Engagement de campagne, la stratégie fiscale a été « un des premiers actes fondateurs politiques en début de mandat », explique Isabelle Dufau. Il s’agit de maintenir les capacités financières de la collectivité, tout en adaptant la participation de chacun en fonction de la taille de son portefeuille, entre baisse de la taxe ordures ménagères pour la majorité des ménages, nouvelle taxe foncière bâtie et révisions des taux de la cotisation foncière des entreprises, afin d’augmenter la participation financière des grands groupes sans impacter les acteurs économiques locaux (75 % des entreprises du territoire). « Grâce à ces leviers, nous obtenons un gain chaque année pour développer des projets nouveaux. »

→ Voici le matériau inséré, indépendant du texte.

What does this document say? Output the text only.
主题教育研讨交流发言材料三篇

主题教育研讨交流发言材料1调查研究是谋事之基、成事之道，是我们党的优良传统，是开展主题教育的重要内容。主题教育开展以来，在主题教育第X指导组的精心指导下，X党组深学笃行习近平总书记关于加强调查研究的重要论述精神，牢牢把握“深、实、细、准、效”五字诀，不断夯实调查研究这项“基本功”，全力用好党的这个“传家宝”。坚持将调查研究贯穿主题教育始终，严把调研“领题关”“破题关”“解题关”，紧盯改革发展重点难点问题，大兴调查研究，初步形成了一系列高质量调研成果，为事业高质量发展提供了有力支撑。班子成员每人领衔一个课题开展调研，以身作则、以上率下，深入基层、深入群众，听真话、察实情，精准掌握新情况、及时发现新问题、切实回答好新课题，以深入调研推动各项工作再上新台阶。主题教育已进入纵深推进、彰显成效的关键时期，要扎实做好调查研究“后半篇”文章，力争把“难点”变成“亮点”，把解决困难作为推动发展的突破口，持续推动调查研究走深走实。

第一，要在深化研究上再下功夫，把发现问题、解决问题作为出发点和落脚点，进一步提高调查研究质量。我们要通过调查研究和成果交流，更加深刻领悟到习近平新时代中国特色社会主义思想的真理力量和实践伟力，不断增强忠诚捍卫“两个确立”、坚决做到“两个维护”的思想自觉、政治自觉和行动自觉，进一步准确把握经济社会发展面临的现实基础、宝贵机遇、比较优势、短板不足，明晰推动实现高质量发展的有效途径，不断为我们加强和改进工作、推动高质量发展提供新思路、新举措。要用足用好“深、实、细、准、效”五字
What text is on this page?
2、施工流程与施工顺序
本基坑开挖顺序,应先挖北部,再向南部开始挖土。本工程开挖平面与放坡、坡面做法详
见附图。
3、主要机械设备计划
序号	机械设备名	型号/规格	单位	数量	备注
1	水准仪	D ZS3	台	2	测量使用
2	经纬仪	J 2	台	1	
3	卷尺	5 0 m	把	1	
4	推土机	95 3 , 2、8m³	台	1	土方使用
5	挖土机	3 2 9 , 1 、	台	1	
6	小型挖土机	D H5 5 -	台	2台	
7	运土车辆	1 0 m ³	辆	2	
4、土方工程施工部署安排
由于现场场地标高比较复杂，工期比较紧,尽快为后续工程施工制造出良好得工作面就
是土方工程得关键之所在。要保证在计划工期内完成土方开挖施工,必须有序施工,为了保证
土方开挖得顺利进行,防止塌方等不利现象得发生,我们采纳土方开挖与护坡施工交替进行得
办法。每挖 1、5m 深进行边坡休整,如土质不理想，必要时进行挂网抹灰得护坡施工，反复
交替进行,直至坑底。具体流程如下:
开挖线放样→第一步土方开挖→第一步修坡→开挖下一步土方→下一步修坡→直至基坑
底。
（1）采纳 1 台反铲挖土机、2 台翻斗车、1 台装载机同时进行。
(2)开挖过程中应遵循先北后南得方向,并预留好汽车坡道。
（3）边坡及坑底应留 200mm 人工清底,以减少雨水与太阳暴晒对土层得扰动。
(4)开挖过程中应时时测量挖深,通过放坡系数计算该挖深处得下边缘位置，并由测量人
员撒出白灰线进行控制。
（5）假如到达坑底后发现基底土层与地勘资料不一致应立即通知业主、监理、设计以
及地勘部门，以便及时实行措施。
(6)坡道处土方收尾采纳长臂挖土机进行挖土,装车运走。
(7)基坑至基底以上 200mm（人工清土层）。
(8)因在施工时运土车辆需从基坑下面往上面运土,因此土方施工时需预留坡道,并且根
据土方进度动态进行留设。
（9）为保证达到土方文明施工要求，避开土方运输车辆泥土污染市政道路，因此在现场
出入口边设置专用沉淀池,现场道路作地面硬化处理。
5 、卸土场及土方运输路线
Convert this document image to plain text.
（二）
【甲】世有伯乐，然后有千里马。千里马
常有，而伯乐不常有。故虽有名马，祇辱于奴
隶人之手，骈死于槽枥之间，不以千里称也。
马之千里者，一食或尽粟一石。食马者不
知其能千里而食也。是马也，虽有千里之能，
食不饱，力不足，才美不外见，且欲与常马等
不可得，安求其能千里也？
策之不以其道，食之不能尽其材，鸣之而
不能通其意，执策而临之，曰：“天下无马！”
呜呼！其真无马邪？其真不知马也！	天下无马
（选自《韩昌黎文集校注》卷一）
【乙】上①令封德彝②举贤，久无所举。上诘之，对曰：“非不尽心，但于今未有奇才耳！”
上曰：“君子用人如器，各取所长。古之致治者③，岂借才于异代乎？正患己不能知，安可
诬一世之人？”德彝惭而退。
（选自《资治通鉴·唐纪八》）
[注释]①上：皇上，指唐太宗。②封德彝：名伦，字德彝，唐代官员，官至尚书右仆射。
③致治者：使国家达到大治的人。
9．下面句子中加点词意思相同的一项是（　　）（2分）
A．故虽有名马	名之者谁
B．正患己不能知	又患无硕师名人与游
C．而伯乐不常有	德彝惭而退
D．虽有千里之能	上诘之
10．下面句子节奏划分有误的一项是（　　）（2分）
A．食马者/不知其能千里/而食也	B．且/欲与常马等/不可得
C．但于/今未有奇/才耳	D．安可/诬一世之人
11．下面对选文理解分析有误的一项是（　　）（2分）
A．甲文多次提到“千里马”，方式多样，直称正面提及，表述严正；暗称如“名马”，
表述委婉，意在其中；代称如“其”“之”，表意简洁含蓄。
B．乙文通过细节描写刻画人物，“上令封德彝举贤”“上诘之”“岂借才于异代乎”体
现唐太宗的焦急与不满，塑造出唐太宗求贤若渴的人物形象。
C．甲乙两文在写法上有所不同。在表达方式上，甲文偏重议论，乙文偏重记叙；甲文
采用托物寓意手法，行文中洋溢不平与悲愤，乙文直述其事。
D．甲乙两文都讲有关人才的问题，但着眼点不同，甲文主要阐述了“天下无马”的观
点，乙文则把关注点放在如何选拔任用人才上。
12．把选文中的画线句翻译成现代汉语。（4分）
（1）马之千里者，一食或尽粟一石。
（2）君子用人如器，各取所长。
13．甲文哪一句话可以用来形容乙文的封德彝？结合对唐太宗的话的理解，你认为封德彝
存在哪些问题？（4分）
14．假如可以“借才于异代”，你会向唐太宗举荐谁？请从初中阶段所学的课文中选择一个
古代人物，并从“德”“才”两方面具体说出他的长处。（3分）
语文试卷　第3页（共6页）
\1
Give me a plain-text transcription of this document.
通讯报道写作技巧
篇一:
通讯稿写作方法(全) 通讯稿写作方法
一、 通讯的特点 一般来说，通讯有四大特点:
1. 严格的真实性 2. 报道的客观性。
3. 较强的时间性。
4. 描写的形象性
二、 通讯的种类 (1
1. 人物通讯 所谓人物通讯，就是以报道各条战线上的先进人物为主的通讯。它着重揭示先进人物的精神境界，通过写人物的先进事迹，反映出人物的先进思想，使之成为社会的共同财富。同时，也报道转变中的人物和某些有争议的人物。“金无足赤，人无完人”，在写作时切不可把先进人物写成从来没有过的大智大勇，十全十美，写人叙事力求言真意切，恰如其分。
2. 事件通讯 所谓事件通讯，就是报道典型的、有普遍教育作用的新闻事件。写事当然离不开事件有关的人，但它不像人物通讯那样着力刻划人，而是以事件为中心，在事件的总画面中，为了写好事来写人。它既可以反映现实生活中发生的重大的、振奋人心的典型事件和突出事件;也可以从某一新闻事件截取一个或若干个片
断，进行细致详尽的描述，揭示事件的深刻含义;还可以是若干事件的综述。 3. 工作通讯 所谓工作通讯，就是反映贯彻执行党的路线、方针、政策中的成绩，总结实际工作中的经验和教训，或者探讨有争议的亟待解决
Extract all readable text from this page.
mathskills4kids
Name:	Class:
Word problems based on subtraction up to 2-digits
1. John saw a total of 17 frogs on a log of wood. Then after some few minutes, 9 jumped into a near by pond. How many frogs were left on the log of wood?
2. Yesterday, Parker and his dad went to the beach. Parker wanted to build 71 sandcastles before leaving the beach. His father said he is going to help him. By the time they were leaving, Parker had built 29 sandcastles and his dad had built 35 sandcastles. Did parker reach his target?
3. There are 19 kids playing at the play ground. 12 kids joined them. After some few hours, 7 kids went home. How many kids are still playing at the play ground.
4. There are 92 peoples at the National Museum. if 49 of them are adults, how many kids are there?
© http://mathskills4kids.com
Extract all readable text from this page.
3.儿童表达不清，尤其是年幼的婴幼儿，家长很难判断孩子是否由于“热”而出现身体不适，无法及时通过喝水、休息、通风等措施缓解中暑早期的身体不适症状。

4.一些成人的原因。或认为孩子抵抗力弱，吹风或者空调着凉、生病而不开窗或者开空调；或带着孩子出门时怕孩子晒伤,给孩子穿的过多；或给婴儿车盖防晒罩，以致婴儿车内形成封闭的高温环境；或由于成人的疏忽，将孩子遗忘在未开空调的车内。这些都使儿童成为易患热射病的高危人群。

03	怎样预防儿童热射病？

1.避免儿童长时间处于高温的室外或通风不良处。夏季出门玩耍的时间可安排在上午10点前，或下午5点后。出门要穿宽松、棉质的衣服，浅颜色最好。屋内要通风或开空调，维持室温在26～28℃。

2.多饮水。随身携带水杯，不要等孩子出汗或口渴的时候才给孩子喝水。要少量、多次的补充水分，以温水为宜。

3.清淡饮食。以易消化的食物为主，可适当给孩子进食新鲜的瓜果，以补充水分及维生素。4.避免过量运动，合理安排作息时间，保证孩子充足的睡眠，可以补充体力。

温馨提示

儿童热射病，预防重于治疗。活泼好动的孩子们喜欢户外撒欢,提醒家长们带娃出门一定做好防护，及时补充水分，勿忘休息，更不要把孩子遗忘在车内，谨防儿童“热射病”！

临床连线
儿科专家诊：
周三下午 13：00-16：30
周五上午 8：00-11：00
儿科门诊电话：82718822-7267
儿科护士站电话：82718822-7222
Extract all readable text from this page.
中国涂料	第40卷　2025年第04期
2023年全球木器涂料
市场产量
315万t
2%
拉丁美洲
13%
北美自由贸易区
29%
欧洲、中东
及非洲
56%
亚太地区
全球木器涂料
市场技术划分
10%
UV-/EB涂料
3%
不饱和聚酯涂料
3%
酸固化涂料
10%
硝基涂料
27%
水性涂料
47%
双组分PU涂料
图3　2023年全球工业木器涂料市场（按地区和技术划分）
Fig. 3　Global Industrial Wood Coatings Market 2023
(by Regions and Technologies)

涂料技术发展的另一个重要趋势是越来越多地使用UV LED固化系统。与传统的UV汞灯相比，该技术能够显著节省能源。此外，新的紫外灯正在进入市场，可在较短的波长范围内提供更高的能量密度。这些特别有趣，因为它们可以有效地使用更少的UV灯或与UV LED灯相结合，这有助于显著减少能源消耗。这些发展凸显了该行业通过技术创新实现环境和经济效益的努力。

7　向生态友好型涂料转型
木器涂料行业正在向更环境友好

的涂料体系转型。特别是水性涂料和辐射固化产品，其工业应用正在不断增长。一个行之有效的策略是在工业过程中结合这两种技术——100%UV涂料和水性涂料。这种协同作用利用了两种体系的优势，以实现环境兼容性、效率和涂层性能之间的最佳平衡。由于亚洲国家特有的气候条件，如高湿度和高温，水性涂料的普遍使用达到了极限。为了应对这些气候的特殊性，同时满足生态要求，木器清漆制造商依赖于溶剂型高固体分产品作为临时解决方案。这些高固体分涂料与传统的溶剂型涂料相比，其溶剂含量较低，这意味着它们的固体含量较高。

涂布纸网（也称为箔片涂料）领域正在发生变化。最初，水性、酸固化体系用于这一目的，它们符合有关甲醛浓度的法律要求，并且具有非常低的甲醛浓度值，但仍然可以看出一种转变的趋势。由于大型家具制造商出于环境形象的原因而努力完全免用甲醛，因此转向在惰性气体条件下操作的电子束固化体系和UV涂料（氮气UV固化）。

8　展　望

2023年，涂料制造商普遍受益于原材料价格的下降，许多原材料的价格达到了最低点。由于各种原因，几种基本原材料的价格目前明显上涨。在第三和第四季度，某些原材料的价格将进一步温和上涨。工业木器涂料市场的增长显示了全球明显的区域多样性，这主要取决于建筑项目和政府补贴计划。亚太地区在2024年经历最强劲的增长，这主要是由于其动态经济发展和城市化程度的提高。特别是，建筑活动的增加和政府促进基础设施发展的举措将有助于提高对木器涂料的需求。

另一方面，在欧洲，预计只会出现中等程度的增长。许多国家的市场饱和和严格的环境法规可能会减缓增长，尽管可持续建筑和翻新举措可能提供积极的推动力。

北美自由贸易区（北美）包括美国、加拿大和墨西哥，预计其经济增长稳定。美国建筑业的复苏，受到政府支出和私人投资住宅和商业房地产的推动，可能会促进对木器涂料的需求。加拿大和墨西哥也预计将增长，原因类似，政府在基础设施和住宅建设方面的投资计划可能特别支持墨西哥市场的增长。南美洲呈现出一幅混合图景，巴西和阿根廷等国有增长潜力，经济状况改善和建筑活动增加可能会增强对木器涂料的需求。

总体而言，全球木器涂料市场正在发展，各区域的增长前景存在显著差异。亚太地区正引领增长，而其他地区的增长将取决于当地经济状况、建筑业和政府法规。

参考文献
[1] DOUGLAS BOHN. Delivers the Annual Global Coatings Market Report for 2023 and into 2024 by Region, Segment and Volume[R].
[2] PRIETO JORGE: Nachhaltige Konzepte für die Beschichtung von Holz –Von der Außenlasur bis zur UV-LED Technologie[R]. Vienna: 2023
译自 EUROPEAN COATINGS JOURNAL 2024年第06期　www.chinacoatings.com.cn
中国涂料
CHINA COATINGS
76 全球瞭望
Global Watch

MOBILITÉS : VERS UN RER BASCO-LANDAIS ?

Sur les transports locaux, le Seignanx doit travailler avec de nombreux interlocuteurs. Tarnos, Ondres et Saint-Martin-de-Seignanx adhèrent au syndicat de mobilité Pays basque-Adour : le réseau TRAM Bus va déjà jusqu’à Tarnos, et un prolongement jusqu’à Ondres est espéré. Les cinq communes de l’intérieur dépendent, elles, du conseil régional de Nouvelle-Aquitaine. « Nous élaborons un schéma simplifié de mobilités qui doit permettre de développer des aires de covoiturage et du transport à la demande, et un contrat opérationnel de mobilité avec la région et le pays Adour Landes océanes », précise Isabelle Dufau. Des réunions publiques auront lieu début 2024 sur le sujet. Objectif : avoir moins de voitures sur les routes et plus de passagers dans les transports publics.

Autre projet à l’étude sur les 10 prochaines années, le service express régional métropolitain (SERM) basco-landais présenté début décembre par le conseil régional. Une sorte de RER basco-landais qui irait de Dax à Hendaye (voire Saint-Sébastien), avec des arrêts dans le Seignanx.